Si attraversa un repertorio marcatamente malinconico e amaro in cui Garcia è solito eccellere e trafiggere fantasmi, forgiando armonie, allucinando intimità (San Francisco y el lobo, Paranoia y soledad, Noche de perros). Su tutte valga la fosca, sinuosa, conturbante leggiadria jazz-blues di Los sobrevivientes, o il compromesso pop-prog nelle tastiere della fosca, terminale elegia Viernes 3 AM.
Una scorsa poi al sofisticato pop losangelino coevo in Frecuencia modulada, dalla disinvolta abilità che fa invidia ai maestri del genere, le cui marcate allusioni si fanno oasi ove evadere, via dall’agghiacciante realtà sociale appena fuori dagli studi d’incisione.

 

Bicicleta (1980)

Malinconico e fervido, Bicicleta è forse il lavoro più maturo, coeso, autorevole dei Seru Giran. Sintesi del passato e partecipe della realtà sociale del paese, quasi toccandola in testi intrisi di amari rimandi e di note personali.
In sella un rincorrersi struggente-agghiacciante di speranza e amarezza, nella confusione di realtà e metafora, per eludere la censura.
‘Canción de Alicia en el país’ commuove nella sua lampante allegoria e in un recitato ansioso e sconvolto echeggiando nebbia e disagio, regredisce il male nel miraggio e nell’attesa. Più avanti ‘Desarma y sangra’ è l’antidoto, nella visione totale e protetta d’un intrigo romantico, scalda e contagia in una luce aurea: forse il capolavoro assoluto di Garcia.

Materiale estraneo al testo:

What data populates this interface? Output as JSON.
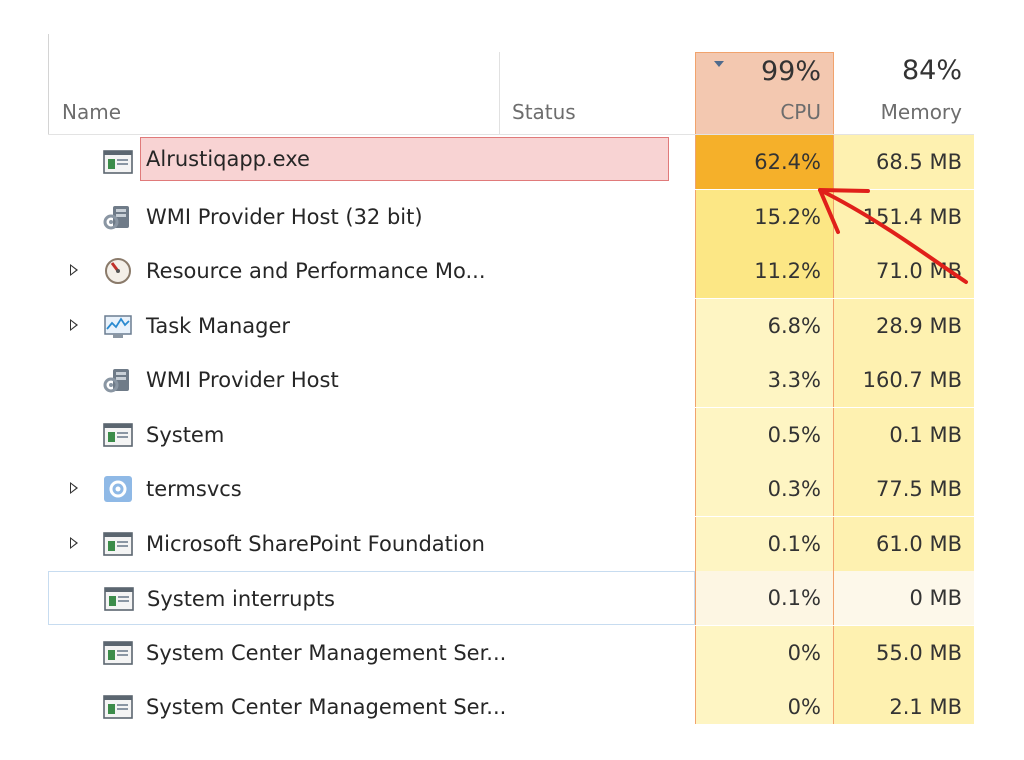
{
  "header": {
    "name_label": "Name",
    "status_label": "Status",
    "cpu_percent": "99%",
    "cpu_label": "CPU",
    "memory_percent": "84%",
    "memory_label": "Memory"
  },
  "colors": {
    "cpu_header_bg": "#f3c8b0",
    "cpu_column_border": "#f1a36d",
    "highlight_box_fill": "#f8d3d3",
    "highlight_box_border": "#e07a7a",
    "annotation_arrow": "#e0201a"
  },
  "processes": [
    {
      "name": "Alrustiqapp.exe",
      "icon": "window-app-icon",
      "expandable": false,
      "cpu": "62.4%",
      "memory": "68.5 MB",
      "highlighted": true
    },
    {
      "name": "WMI Provider Host (32 bit)",
      "icon": "wmi-provider-icon",
      "expandable": false,
      "cpu": "15.2%",
      "memory": "151.4 MB"
    },
    {
      "name": "Resource and Performance Mo...",
      "icon": "gauge-icon",
      "expandable": true,
      "cpu": "11.2%",
      "memory": "71.0 MB"
    },
    {
      "name": "Task Manager",
      "icon": "task-manager-icon",
      "expandable": true,
      "cpu": "6.8%",
      "memory": "28.9 MB"
    },
    {
      "name": "WMI Provider Host",
      "icon": "wmi-provider-icon",
      "expandable": false,
      "cpu": "3.3%",
      "memory": "160.7 MB"
    },
    {
      "name": "System",
      "icon": "window-app-icon",
      "expandable": false,
      "cpu": "0.5%",
      "memory": "0.1 MB"
    },
    {
      "name": "termsvcs",
      "icon": "gear-icon",
      "expandable": true,
      "cpu": "0.3%",
      "memory": "77.5 MB"
    },
    {
      "name": "Microsoft SharePoint Foundation",
      "icon": "window-app-icon",
      "expandable": true,
      "cpu": "0.1%",
      "memory": "61.0 MB"
    },
    {
      "name": "System interrupts",
      "icon": "window-app-icon",
      "expandable": false,
      "cpu": "0.1%",
      "memory": "0 MB",
      "selected": true
    },
    {
      "name": "System Center Management Ser...",
      "icon": "window-app-icon",
      "expandable": false,
      "cpu": "0%",
      "memory": "55.0 MB"
    },
    {
      "name": "System Center Management Ser...",
      "icon": "window-app-icon",
      "expandable": false,
      "cpu": "0%",
      "memory": "2.1 MB"
    }
  ]
}
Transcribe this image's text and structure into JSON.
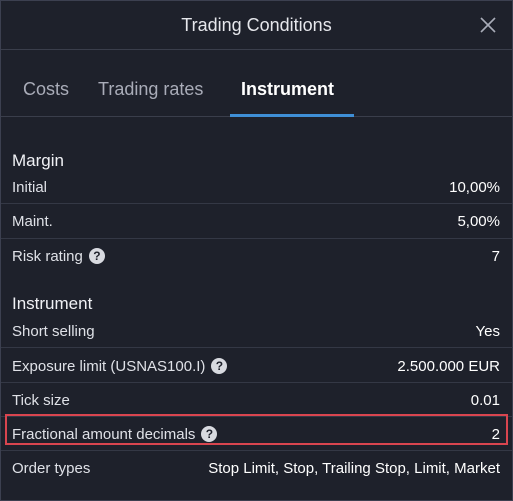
{
  "dialog": {
    "title": "Trading Conditions"
  },
  "tabs": [
    {
      "label": "Costs"
    },
    {
      "label": "Trading rates"
    },
    {
      "label": "Instrument"
    }
  ],
  "margin": {
    "heading": "Margin",
    "rows": [
      {
        "label": "Initial",
        "value": "10,00%"
      },
      {
        "label": "Maint.",
        "value": "5,00%"
      },
      {
        "label": "Risk rating",
        "value": "7",
        "help": "?"
      }
    ]
  },
  "instrument": {
    "heading": "Instrument",
    "rows": [
      {
        "label": "Short selling",
        "value": "Yes"
      },
      {
        "label": "Exposure limit (USNAS100.I)",
        "value": "2.500.000 EUR",
        "help": "?"
      },
      {
        "label": "Tick size",
        "value": "0.01"
      },
      {
        "label": "Fractional amount decimals",
        "value": "2",
        "help": "?"
      },
      {
        "label": "Order types",
        "value": "Stop Limit, Stop, Trailing Stop, Limit, Market"
      }
    ]
  },
  "colors": {
    "background": "#1e212b",
    "accent": "#3f8fd6",
    "highlight": "#d9454f"
  },
  "icons": {
    "close": "close-icon",
    "help": "help-icon"
  }
}
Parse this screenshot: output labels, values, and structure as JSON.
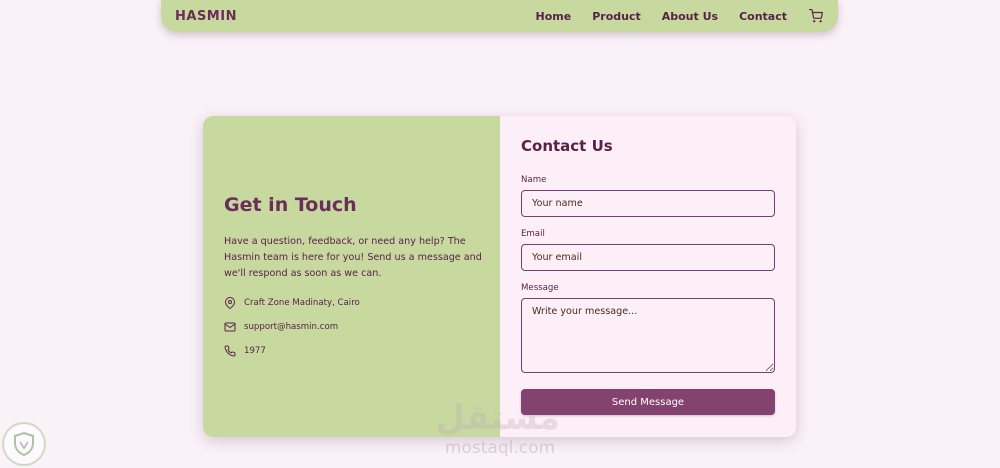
{
  "navbar": {
    "brand": "HASMIN",
    "links": [
      {
        "label": "Home"
      },
      {
        "label": "Product"
      },
      {
        "label": "About Us"
      },
      {
        "label": "Contact"
      }
    ],
    "cart_icon": "cart-icon"
  },
  "get_in_touch": {
    "title": "Get in Touch",
    "description": "Have a question, feedback, or need any help? The Hasmin team is here for you! Send us a message and we'll respond as soon as we can.",
    "address": "Craft Zone Madinaty, Cairo",
    "email": "support@hasmin.com",
    "phone": "1977"
  },
  "contact_form": {
    "title": "Contact Us",
    "name_label": "Name",
    "name_placeholder": "Your name",
    "email_label": "Email",
    "email_placeholder": "Your email",
    "message_label": "Message",
    "message_placeholder": "Write your message...",
    "submit_label": "Send Message"
  },
  "watermark": {
    "arabic": "مستقل",
    "site": "mostaql.com"
  },
  "colors": {
    "page_bg": "#fbf1f8",
    "green": "#c8d99f",
    "plum": "#844270",
    "text": "#5a2148"
  }
}
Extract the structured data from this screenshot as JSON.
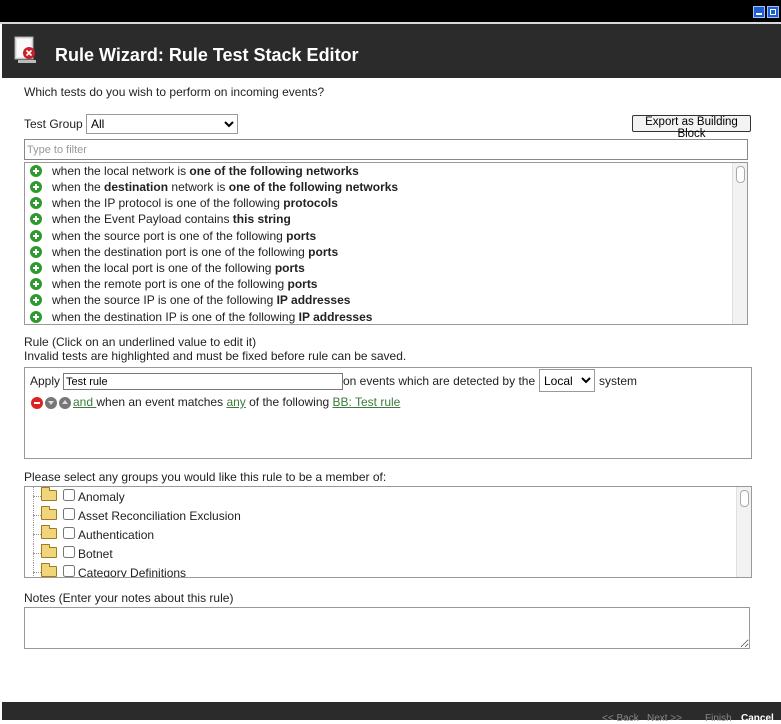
{
  "window": {
    "title": "Rule Wizard: Rule Test Stack Editor"
  },
  "question": "Which tests do you wish to perform on incoming events?",
  "test_group": {
    "label": "Test Group",
    "selected": "All"
  },
  "export_button": "Export as Building Block",
  "filter": {
    "placeholder": "Type to filter",
    "value": ""
  },
  "tests": [
    {
      "prefix": "when the local network is ",
      "strong": "one of the following networks",
      "suffix": ""
    },
    {
      "prefix": "when the ",
      "strong": "destination",
      "suffix": " network is ",
      "strong2": "one of the following networks"
    },
    {
      "prefix": "when the IP protocol is one of the following ",
      "strong": "protocols",
      "suffix": ""
    },
    {
      "prefix": "when the Event Payload contains ",
      "strong": "this string",
      "suffix": ""
    },
    {
      "prefix": "when the source port is one of the following ",
      "strong": "ports",
      "suffix": ""
    },
    {
      "prefix": "when the destination port is one of the following ",
      "strong": "ports",
      "suffix": ""
    },
    {
      "prefix": "when the local port is one of the following ",
      "strong": "ports",
      "suffix": ""
    },
    {
      "prefix": "when the remote port is one of the following ",
      "strong": "ports",
      "suffix": ""
    },
    {
      "prefix": "when the source IP is one of the following ",
      "strong": "IP addresses",
      "suffix": ""
    },
    {
      "prefix": "when the destination IP is one of the following ",
      "strong": "IP addresses",
      "suffix": ""
    }
  ],
  "rule_section": {
    "title": "Rule (Click on an underlined value to edit it)",
    "note": "Invalid tests are highlighted and must be fixed before rule can be saved.",
    "apply_label": "Apply",
    "rule_name": "Test rule",
    "detected_label": "on events which are detected by the",
    "location": "Local",
    "system_label": "system",
    "line": {
      "and": " and ",
      "text1": "when an event matches ",
      "any": "any",
      "text2": " of the following ",
      "bb": "BB: Test rule"
    }
  },
  "groups_prompt": "Please select any groups you would like this rule to be a member of:",
  "groups": [
    "Anomaly",
    "Asset Reconciliation Exclusion",
    "Authentication",
    "Botnet",
    "Category Definitions"
  ],
  "notes": {
    "label": "Notes (Enter your notes about this rule)",
    "value": ""
  },
  "footer": {
    "back": "<< Back",
    "next": "Next >>",
    "finish": "Finish",
    "cancel": "Cancel"
  }
}
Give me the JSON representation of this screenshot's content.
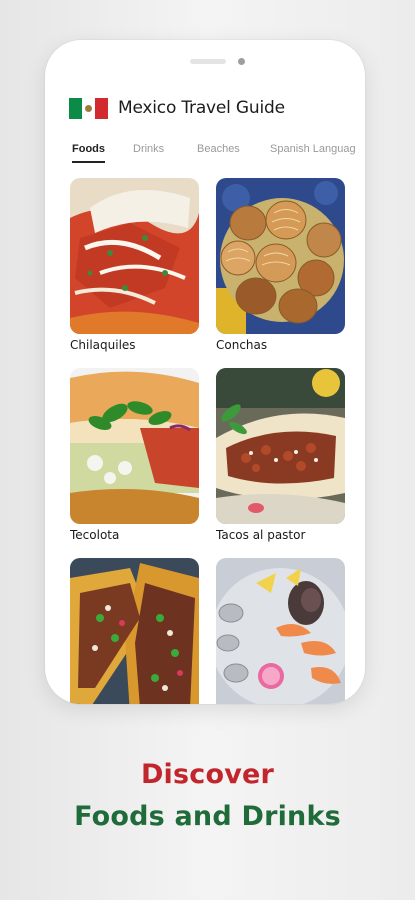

Bicicleta è realismo e poesia nell’interpretazione precisa e impeccabile di Charly, le cui tastiere melodiche/sincopate, tanto quanto il basso umorale di Aznar a cesello e la chitarra di Lebon, pennellano ironia e assurdo, magia e utopia nella realtà amara e pesante; covando rabbia e disincanto in un mimo strumentale che pare guadagnare potere sull’ambiente.
Lucide composizioni passionali e d’ampio respiro accompagnano l’attualità dei testi in timbriche oniriche e sospese tra art-pop, progressive, jazz.


Peperina (1981)

La peculiare abilità melodica del quartetto Serú Girán trae origine da diverse fonti. In quest’opera pubblicata nell’81, ultima in studio prima dello scioglimento, i richiami stilistici e musicali, in particolare le armonie vocali e gli umori che suscitano, sono in puro allure britannico che volge latino.
Il leader compositore produttore e tastierista Charly García possiede un istinto vitale che risveglia le emozioni nell’ascoltatore; una suadente e armonica creatività nel disporre percorsi creativi in uno o tra più brani, tali da assimilarlo al surreale romanticismo dei 10cc.
I riferimenti al progressive che ne hanno connotato sin qui la carriera artistica abdicano a favore delle avvolgenti melanconie di una serie di indimenticabili armonie pop.
Garcia è il fuoriclasse dalle performance struggenti (‘Peperina’, ‘Llorando en el espejo’, ‘Esperando nacer’, ‘Cinema verité’, ‘Salir de la melancolía’), ma non sono meno alcune prove da manuale dei compari come le intensissime ‘Parado en el medio de la vida’ di un magistrale Lébon e il cromatico, radiante lirismo in ‘Lo que dice la lluvia’ di Aznar.
L’opera spiazza planando tra strumentali interludi classici, estemporanei agoni strumentali (‘Cara de velocidad’) e irriverenti ironie verso un politico (‘José Mercado’).